The spice makes these simple ingredients feel substantial, even meaty—and that was, historically, the idea. When black pepper and other imported spices were the domain of nobility, pimentón was the bold stroke of flavor that commoners could afford.

The pimentón shines when it is treated with care, Lopez explains. It burns easily, so it’s best used as a finishing sprinkle, mixed with oil for a dressing or added to hot ingredients. In soups and stews, it’s always added to the pot with liquid, lending depth as it blends increasingly into the background the longer a pot simmers. It’s at its most deliciously assertive when cooked not at all.

Splitting the difference is her pork tenderloin a la plancha, cooked on a flattop griddle. A thin layer of piquant sauce clings to tender meat, redolent of smoke, subtly sweet and brightened by citrusy oregano. It is simple, savory and utterly delicious.

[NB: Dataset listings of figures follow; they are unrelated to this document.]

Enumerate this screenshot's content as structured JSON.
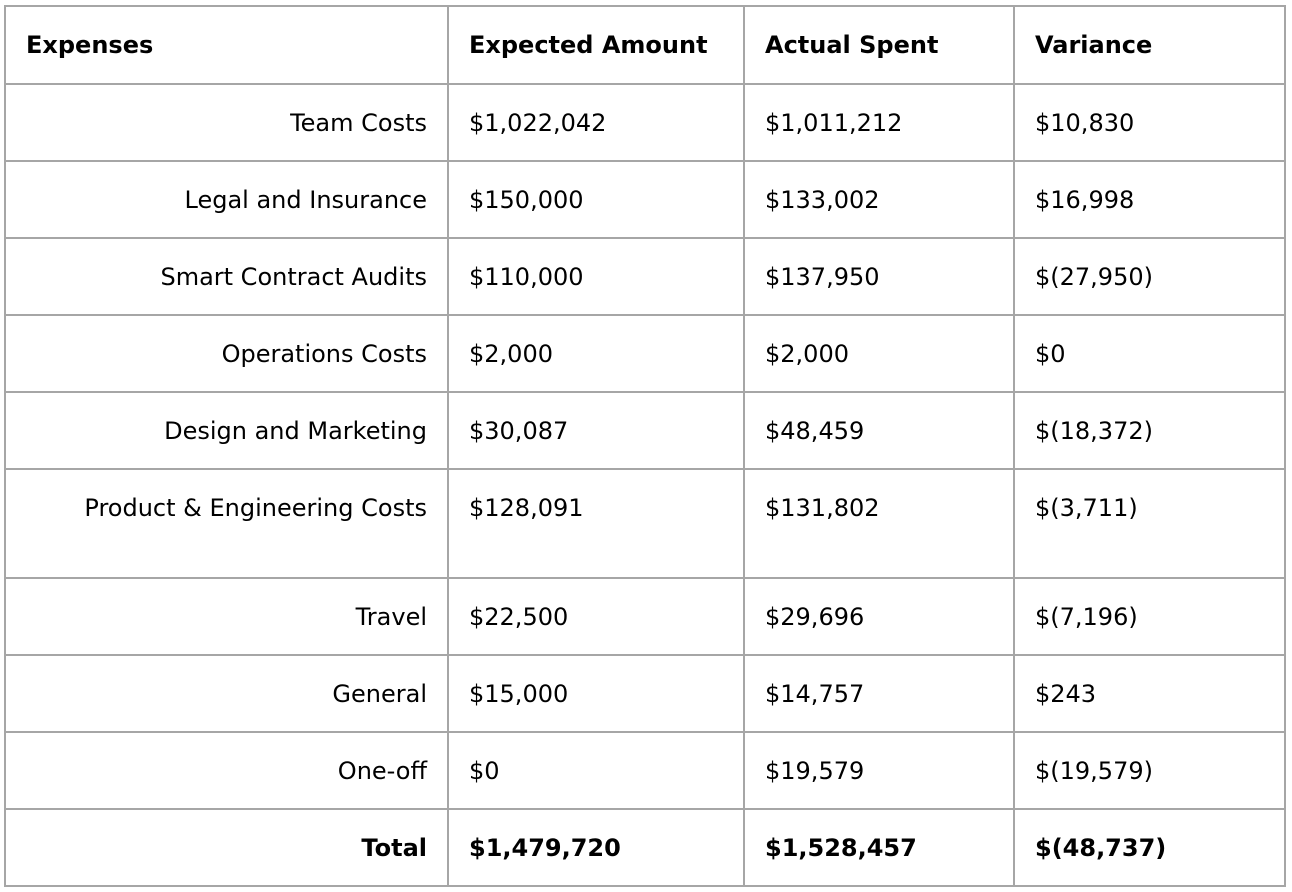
{
  "table": {
    "headers": [
      "Expenses",
      "Expected Amount",
      "Actual Spent",
      "Variance"
    ],
    "rows": [
      {
        "expense": "Team Costs",
        "expected": "$1,022,042",
        "actual": "$1,011,212",
        "variance": "$10,830"
      },
      {
        "expense": "Legal and Insurance",
        "expected": "$150,000",
        "actual": "$133,002",
        "variance": "$16,998"
      },
      {
        "expense": "Smart Contract Audits",
        "expected": "$110,000",
        "actual": "$137,950",
        "variance": "$(27,950)"
      },
      {
        "expense": "Operations Costs",
        "expected": "$2,000",
        "actual": "$2,000",
        "variance": "$0"
      },
      {
        "expense": "Design and Marketing",
        "expected": "$30,087",
        "actual": "$48,459",
        "variance": "$(18,372)"
      },
      {
        "expense": "Product & Engineering Costs",
        "expected": "$128,091",
        "actual": "$131,802",
        "variance": "$(3,711)"
      },
      {
        "expense": "Travel",
        "expected": "$22,500",
        "actual": "$29,696",
        "variance": "$(7,196)"
      },
      {
        "expense": "General",
        "expected": "$15,000",
        "actual": "$14,757",
        "variance": "$243"
      },
      {
        "expense": "One-off",
        "expected": "$0",
        "actual": "$19,579",
        "variance": "$(19,579)"
      }
    ],
    "total": {
      "expense": "Total",
      "expected": "$1,479,720",
      "actual": "$1,528,457",
      "variance": "$(48,737)"
    }
  }
}
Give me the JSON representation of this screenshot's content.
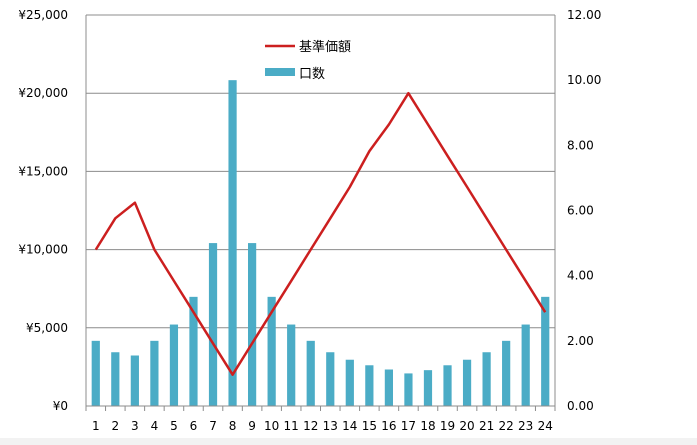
{
  "colors": {
    "bar": "#4BACC6",
    "line": "#CC1F1F",
    "grid": "#8c8c8c",
    "axis": "#8c8c8c",
    "background": "#ffffff"
  },
  "chart_data": {
    "type": "bar+line",
    "categories": [
      "1",
      "2",
      "3",
      "4",
      "5",
      "6",
      "7",
      "8",
      "9",
      "10",
      "11",
      "12",
      "13",
      "14",
      "15",
      "16",
      "17",
      "18",
      "19",
      "20",
      "21",
      "22",
      "23",
      "24"
    ],
    "series": [
      {
        "name": "口数",
        "type": "bar",
        "axis": "right",
        "values": [
          2.0,
          1.65,
          1.55,
          2.0,
          2.5,
          3.35,
          5.0,
          10.0,
          5.0,
          3.35,
          2.5,
          2.0,
          1.65,
          1.42,
          1.25,
          1.12,
          1.0,
          1.1,
          1.25,
          1.42,
          1.65,
          2.0,
          2.5,
          3.35
        ]
      },
      {
        "name": "基準価額",
        "type": "line",
        "axis": "left",
        "values": [
          10000,
          12000,
          13000,
          10000,
          8000,
          6000,
          4000,
          2000,
          4000,
          6000,
          8000,
          10000,
          12000,
          14000,
          16300,
          18000,
          20000,
          18000,
          16000,
          14000,
          12000,
          10000,
          8000,
          6000
        ]
      }
    ],
    "y_left": {
      "ticks": [
        "¥0",
        "¥5,000",
        "¥10,000",
        "¥15,000",
        "¥20,000",
        "¥25,000"
      ],
      "min": 0,
      "max": 25000,
      "step": 5000
    },
    "y_right": {
      "ticks": [
        "0.00",
        "2.00",
        "4.00",
        "6.00",
        "8.00",
        "10.00",
        "12.00"
      ],
      "min": 0,
      "max": 12,
      "step": 2
    },
    "grid": true,
    "legend": {
      "placement": "top-center",
      "items": [
        {
          "label": "基準価額",
          "kind": "line"
        },
        {
          "label": "口数",
          "kind": "bar"
        }
      ]
    }
  }
}
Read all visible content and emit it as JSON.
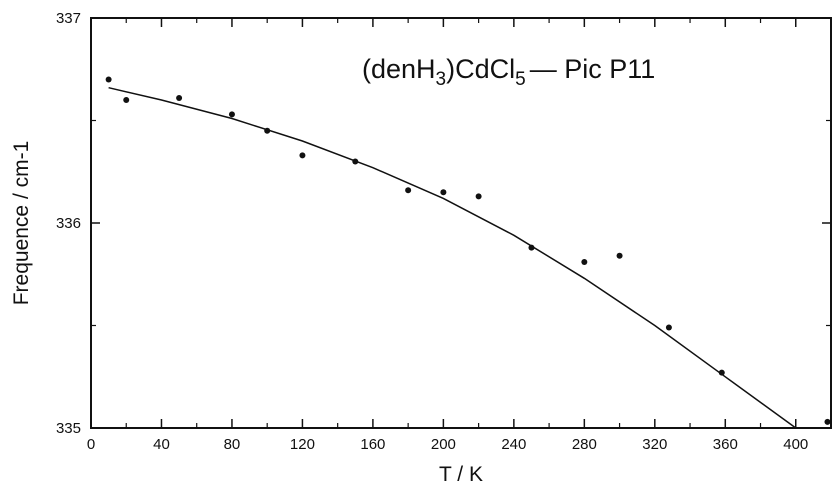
{
  "chart_data": {
    "type": "scatter",
    "title": {
      "prefix": "(denH",
      "sub1": "3",
      "middle": ")CdCl",
      "sub2": "5",
      "suffix": "— Pic P11"
    },
    "xlabel": "T / K",
    "ylabel": "Frequence / cm-1",
    "xlim": [
      0,
      420
    ],
    "ylim": [
      335,
      337
    ],
    "x_ticks": [
      0,
      40,
      80,
      120,
      160,
      200,
      240,
      280,
      320,
      360,
      400
    ],
    "y_ticks": [
      335,
      336,
      337
    ],
    "x_ticks_minor": [
      20,
      60,
      100,
      140,
      180,
      220,
      260,
      300,
      340,
      380
    ],
    "y_ticks_minor": [
      335.5,
      336.5
    ],
    "grid": false,
    "series": [
      {
        "kind": "points",
        "x": [
          10,
          20,
          50,
          80,
          100,
          120,
          150,
          180,
          200,
          220,
          250,
          280,
          300,
          328,
          358,
          418
        ],
        "y": [
          336.7,
          336.6,
          336.61,
          336.53,
          336.45,
          336.33,
          336.3,
          336.16,
          336.15,
          336.13,
          335.88,
          335.81,
          335.84,
          335.49,
          335.27,
          335.03
        ]
      },
      {
        "kind": "fit-line",
        "x": [
          10,
          40,
          80,
          120,
          160,
          200,
          240,
          280,
          320,
          360,
          400,
          416
        ],
        "y": [
          336.66,
          336.6,
          336.51,
          336.4,
          336.27,
          336.12,
          335.94,
          335.73,
          335.5,
          335.25,
          334.98,
          334.95
        ]
      }
    ],
    "colors": {
      "ink": "#111111",
      "background": "#ffffff"
    }
  }
}
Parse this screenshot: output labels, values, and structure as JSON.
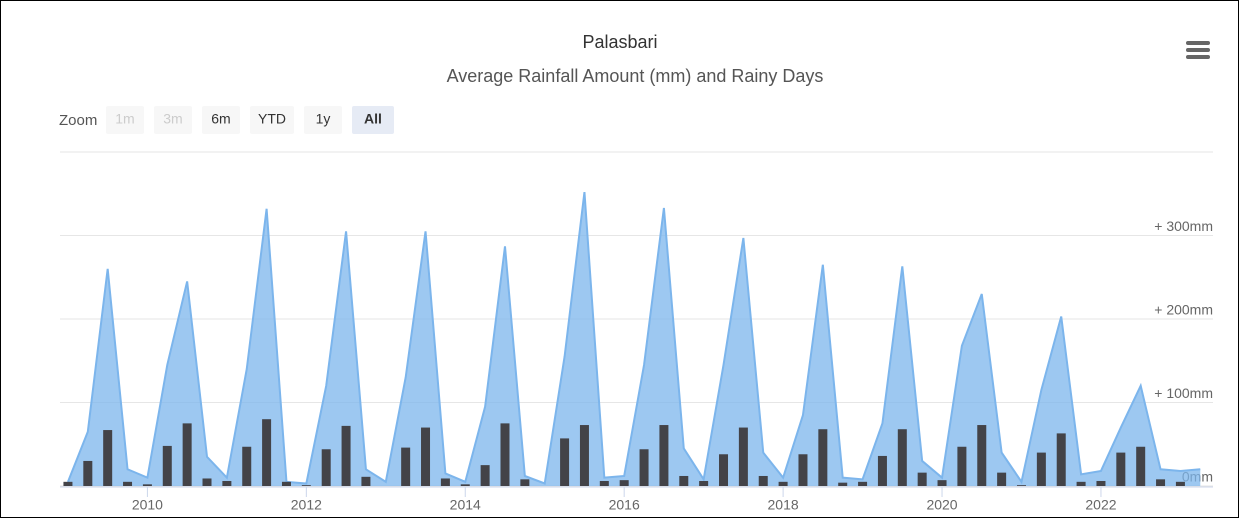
{
  "chart_data": {
    "type": "area-bar",
    "title": "Palasbari",
    "subtitle": "Average Rainfall Amount (mm) and Rainy Days",
    "zoom": {
      "label": "Zoom",
      "buttons": [
        "1m",
        "3m",
        "6m",
        "YTD",
        "1y",
        "All"
      ],
      "disabled": [
        "1m",
        "3m"
      ],
      "selected": "All"
    },
    "x": [
      2009,
      2009.25,
      2009.5,
      2009.75,
      2010,
      2010.25,
      2010.5,
      2010.75,
      2011,
      2011.25,
      2011.5,
      2011.75,
      2012,
      2012.25,
      2012.5,
      2012.75,
      2013,
      2013.25,
      2013.5,
      2013.75,
      2014,
      2014.25,
      2014.5,
      2014.75,
      2015,
      2015.25,
      2015.5,
      2015.75,
      2016,
      2016.25,
      2016.5,
      2016.75,
      2017,
      2017.25,
      2017.5,
      2017.75,
      2018,
      2018.25,
      2018.5,
      2018.75,
      2019,
      2019.25,
      2019.5,
      2019.75,
      2020,
      2020.25,
      2020.5,
      2020.75,
      2021,
      2021.25,
      2021.5,
      2021.75,
      2022,
      2022.25,
      2022.5,
      2022.75,
      2023,
      2023.25
    ],
    "series": [
      {
        "kind": "area",
        "color": "#7cb5ec",
        "values": [
          5,
          65,
          260,
          20,
          10,
          145,
          245,
          35,
          10,
          140,
          332,
          5,
          3,
          120,
          305,
          20,
          5,
          130,
          305,
          15,
          5,
          95,
          287,
          12,
          3,
          155,
          352,
          10,
          12,
          145,
          333,
          45,
          8,
          145,
          297,
          40,
          10,
          85,
          265,
          10,
          8,
          75,
          263,
          30,
          10,
          168,
          230,
          40,
          5,
          115,
          203,
          14,
          18,
          70,
          120,
          20,
          18,
          20
        ]
      },
      {
        "kind": "bar",
        "color": "#434348",
        "values": [
          5,
          30,
          67,
          5,
          2,
          48,
          75,
          9,
          6,
          47,
          80,
          5,
          1,
          44,
          72,
          11,
          0,
          46,
          70,
          9,
          2,
          25,
          75,
          8,
          0,
          57,
          73,
          6,
          7,
          44,
          73,
          12,
          6,
          38,
          70,
          12,
          5,
          38,
          68,
          4,
          5,
          36,
          68,
          16,
          7,
          47,
          73,
          16,
          1,
          40,
          63,
          5,
          6,
          40,
          47,
          8,
          5,
          null
        ]
      }
    ],
    "xlim": [
      2008.9,
      2023.41
    ],
    "xticks": [
      2010,
      2012,
      2014,
      2016,
      2018,
      2020,
      2022
    ],
    "ylim": [
      0,
      400
    ],
    "yticks": [
      {
        "value": 0,
        "label": "0mm"
      },
      {
        "value": 100,
        "label": "+ 100mm"
      },
      {
        "value": 200,
        "label": "+ 200mm"
      },
      {
        "value": 300,
        "label": "+ 300mm"
      }
    ],
    "grid": true
  }
}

Lopez makes a few lengthwise cuts to roughly butterfly the loin for faster cooking, then seasons it with only salt. It’s cooked on the plancha over medium for only four minutes per side. The trick is brushing the meat with an oil infused with pimentón dulce before flipping and cooking it only long enough to brush the other side. Another flip and it’s ready. After a few seconds of contact with the plancha, the oil adheres to the meat, yet the spice is heated briefly enough to retain its smoky, fruity aroma.

I find Lopez’s lesson repeated many times over the next several days. Sprinkled on top of fried eggs. Dusted over sautéed green beans and mixed with garlic, oil and the beans’ cooking water to form a flavorful broth. Emulsified with oil over fried strips of lamb. Uncooked in each case, the spice’s bright fruitiness is preserved. Its smoky depth enriches simple ingredients.

“It’s inside our DNA,” says Toño Pérez, chef of Atrio in Cáceres, where pimentón shows up dusted over an empanada and infused, barely detectable, into the sauce for slow-cooked pork neck. “Because you use it so naturally, you’re not conscious that you’re even using it.”

More From La Vera

Back at Milk Street, we’ve always known that ground spices can burn easily and turn bitter, but we wondered why pimentón de la Vera seemed to have even more to lose. Turns out, it’s because these peppers have more natural sugars than most of the ground seeds, leaves, roots or bark that become other spices, which causes the pimentón to burn even more quickly. Taking what we learned, we focused on Lopez’s pork tenderloin, which we loved for its subtle sweetness and smoky depth—not to mention its simplicity.

We stayed faithful but for a few adjustments. At first, in an effort to avoid cooking the pork in batches, we tried both the broiler and the oven. But our tests came out bland or dry. So we stayed on the stovetop but employed a simplified butterflying technique and flattened the tenderloin to an even ¼-inch thickness by pounding it. This ensured even cooking in the skillet that was fast enough that the first batch stayed warm.

To the paprika-oregano oil, we added a half teaspoon of white sugar to reinforce the fruitiness in the spice, and a citrusy sprinkle of fresh oregano balanced the sweet. The paprika highlighted the natural sweetness of the pork with a smokiness that was preserved thanks to the tricks we picked up in La Vera. Lesson gladly learned.